Morgan’s detailing of the toxicity of that museum is worth the price of admission, and it should be required reading for every museum administrator across the land. It includes such gems as the moment, she recalls, when the museum “decided that it would not market the Samuel Levi Jones exhibition to Black communities despite the fact that it was the institution’s first solo show of a Black Indiana artist, curated by the museum’s first Black curator and first Asian curator of performance.” Unbelievable.

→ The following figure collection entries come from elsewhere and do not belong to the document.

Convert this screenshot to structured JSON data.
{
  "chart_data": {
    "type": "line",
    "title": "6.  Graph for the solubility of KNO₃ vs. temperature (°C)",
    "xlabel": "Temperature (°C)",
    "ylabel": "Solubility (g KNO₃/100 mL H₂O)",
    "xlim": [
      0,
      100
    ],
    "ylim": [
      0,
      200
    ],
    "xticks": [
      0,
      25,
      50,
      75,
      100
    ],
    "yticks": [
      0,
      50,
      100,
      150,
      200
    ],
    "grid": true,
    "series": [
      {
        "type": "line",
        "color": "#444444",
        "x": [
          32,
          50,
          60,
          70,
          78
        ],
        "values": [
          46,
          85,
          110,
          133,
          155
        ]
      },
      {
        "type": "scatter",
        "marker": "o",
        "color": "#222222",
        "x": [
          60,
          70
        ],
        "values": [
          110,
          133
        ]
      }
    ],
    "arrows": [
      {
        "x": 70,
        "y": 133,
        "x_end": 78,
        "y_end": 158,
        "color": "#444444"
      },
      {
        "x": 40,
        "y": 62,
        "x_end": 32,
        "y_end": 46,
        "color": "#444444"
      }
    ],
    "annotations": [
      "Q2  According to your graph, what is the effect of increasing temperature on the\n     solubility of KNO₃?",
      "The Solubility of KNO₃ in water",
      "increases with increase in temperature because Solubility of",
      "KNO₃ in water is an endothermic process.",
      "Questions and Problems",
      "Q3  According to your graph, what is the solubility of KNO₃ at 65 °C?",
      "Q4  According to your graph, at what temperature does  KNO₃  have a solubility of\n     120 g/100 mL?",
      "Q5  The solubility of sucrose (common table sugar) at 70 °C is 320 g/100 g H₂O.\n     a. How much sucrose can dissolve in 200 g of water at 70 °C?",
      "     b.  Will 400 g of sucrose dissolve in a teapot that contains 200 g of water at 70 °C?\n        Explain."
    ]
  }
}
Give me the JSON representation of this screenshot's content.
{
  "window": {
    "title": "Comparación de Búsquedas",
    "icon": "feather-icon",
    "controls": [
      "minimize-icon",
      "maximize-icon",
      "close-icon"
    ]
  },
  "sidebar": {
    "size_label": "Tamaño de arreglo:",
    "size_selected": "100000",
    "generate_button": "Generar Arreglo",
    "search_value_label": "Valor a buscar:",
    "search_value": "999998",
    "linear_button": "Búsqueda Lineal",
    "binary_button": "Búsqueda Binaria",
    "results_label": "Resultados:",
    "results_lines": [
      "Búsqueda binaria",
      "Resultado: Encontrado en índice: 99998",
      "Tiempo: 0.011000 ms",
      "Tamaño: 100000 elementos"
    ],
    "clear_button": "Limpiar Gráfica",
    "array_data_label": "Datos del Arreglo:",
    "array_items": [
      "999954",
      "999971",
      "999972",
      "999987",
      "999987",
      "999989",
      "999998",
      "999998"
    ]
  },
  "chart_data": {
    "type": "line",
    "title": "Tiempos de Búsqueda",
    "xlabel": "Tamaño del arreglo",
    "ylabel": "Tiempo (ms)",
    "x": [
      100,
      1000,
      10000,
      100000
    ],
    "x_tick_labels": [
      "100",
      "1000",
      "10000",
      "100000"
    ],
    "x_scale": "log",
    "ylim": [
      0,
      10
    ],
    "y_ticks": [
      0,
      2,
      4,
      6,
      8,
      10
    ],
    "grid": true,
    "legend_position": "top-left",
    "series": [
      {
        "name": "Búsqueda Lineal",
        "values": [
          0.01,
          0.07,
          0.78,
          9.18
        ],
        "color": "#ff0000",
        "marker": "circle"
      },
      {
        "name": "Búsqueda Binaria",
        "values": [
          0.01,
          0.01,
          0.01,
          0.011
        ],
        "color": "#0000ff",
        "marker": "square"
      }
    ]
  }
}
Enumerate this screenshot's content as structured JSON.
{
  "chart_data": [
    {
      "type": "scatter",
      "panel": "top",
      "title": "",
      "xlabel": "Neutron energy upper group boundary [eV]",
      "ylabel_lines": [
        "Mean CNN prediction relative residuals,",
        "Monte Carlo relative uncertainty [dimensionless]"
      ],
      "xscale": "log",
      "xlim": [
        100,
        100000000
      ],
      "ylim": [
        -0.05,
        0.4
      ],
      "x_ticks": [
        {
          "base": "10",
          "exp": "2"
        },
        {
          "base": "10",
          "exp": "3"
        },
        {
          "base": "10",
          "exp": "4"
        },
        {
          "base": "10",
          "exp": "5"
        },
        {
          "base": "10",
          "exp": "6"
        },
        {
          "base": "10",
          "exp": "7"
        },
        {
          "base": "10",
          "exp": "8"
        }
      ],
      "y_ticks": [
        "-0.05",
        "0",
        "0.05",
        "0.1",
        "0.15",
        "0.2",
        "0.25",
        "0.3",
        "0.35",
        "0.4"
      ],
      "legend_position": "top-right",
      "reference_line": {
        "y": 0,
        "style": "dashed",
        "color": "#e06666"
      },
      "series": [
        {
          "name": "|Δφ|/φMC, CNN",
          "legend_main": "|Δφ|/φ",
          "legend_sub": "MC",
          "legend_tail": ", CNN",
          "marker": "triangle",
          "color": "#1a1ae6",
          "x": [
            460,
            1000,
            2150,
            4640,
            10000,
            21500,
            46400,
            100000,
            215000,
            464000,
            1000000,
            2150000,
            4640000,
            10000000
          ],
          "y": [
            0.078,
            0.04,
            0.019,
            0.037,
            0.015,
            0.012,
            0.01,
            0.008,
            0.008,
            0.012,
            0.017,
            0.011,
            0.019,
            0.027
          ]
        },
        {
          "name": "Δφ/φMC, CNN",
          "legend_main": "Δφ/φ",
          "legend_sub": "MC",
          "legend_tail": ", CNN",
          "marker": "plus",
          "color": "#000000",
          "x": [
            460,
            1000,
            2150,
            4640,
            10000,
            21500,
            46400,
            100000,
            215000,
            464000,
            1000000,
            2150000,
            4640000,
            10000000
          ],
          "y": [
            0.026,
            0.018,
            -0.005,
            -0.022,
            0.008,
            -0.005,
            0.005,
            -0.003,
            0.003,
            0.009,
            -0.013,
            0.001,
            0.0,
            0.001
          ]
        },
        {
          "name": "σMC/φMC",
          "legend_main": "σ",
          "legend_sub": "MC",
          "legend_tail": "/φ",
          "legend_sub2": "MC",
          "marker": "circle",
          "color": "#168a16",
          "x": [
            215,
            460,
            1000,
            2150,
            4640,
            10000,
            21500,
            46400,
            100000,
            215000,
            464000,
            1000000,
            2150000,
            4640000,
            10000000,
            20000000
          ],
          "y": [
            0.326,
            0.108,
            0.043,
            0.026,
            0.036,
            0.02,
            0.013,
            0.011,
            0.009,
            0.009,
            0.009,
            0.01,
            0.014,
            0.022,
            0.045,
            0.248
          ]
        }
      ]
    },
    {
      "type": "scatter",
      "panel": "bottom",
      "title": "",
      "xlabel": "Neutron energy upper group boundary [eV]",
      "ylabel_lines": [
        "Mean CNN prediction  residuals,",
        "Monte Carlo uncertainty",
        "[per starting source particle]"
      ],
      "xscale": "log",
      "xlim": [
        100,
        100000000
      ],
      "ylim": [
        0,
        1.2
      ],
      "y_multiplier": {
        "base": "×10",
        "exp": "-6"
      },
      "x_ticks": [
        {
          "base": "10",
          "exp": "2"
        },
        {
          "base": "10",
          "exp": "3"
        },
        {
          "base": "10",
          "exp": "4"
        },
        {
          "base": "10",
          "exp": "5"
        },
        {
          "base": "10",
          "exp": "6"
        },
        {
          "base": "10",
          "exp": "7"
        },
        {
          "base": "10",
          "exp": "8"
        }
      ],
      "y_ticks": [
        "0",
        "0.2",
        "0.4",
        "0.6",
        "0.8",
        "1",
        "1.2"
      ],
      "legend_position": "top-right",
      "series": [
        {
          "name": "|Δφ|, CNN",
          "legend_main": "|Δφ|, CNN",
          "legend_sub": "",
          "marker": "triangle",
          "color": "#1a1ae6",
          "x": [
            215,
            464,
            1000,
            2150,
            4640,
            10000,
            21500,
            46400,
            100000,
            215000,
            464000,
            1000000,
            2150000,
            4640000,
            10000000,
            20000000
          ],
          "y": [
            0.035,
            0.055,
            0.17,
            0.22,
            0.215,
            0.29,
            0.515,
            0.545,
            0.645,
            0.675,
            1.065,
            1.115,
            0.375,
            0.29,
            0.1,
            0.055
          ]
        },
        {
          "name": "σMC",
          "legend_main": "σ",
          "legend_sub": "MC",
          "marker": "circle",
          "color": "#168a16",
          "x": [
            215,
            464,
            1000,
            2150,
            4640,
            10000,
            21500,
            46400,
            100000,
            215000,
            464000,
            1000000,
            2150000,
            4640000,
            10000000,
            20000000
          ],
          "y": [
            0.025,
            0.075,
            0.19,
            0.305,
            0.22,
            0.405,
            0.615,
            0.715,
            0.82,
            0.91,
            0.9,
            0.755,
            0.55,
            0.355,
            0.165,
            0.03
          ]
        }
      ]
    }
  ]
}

As former Chicagoan-turned-L.A.-resident artist Dan S. Wang writes in his essay, “Enlightenment of Color,” “an attachment to the pain produced by the circumstances of subjugation to a racist, imperialist society that captures us in its political subjecthood can be another source of pain.” Wang, ever searching for wisdom and liberationist practices, condenses these notions of Lastgaspism, suggesting we “call it the George Floyd Pandemic Anthropocene,” in which “the simple act of breathing takes on liberatory potential.” He asks, “Could the application of Zen, Vipassana, and other traditions of Buddhist practice by Black people to the contemporary and particular conditions of Black suffering be a transmission—faith taking a leap, as it were—as momentous as that of, say, D.T. Suzuki’s delivery of the dharma to American audiences in the 1950s?”
Wang further delineates his embrace of Buddhist solutions by drawing a distinction between Suzuki’s influence in the “Zen stream of experimentation familiar to students of art history,” writ large in the stochasticism of figures such as John Cage, while the “new POC Buddhism mostly springs out of schools of thought properly associated with Thich Nhat Hanh.” In proposing this, he also indicts the “pseudo-universalisms of European Enlightenment that bequeathed the terms under which we struggle politically.”
Rugged individualism fore among them, whatever proposed solutions may have the potential to address these critically stalled tensions, this collection of dispatches from within our ailing body politic does a necessary and noble service in tracing the contours of a problem often not visible from within the confines of our current systems of oppression.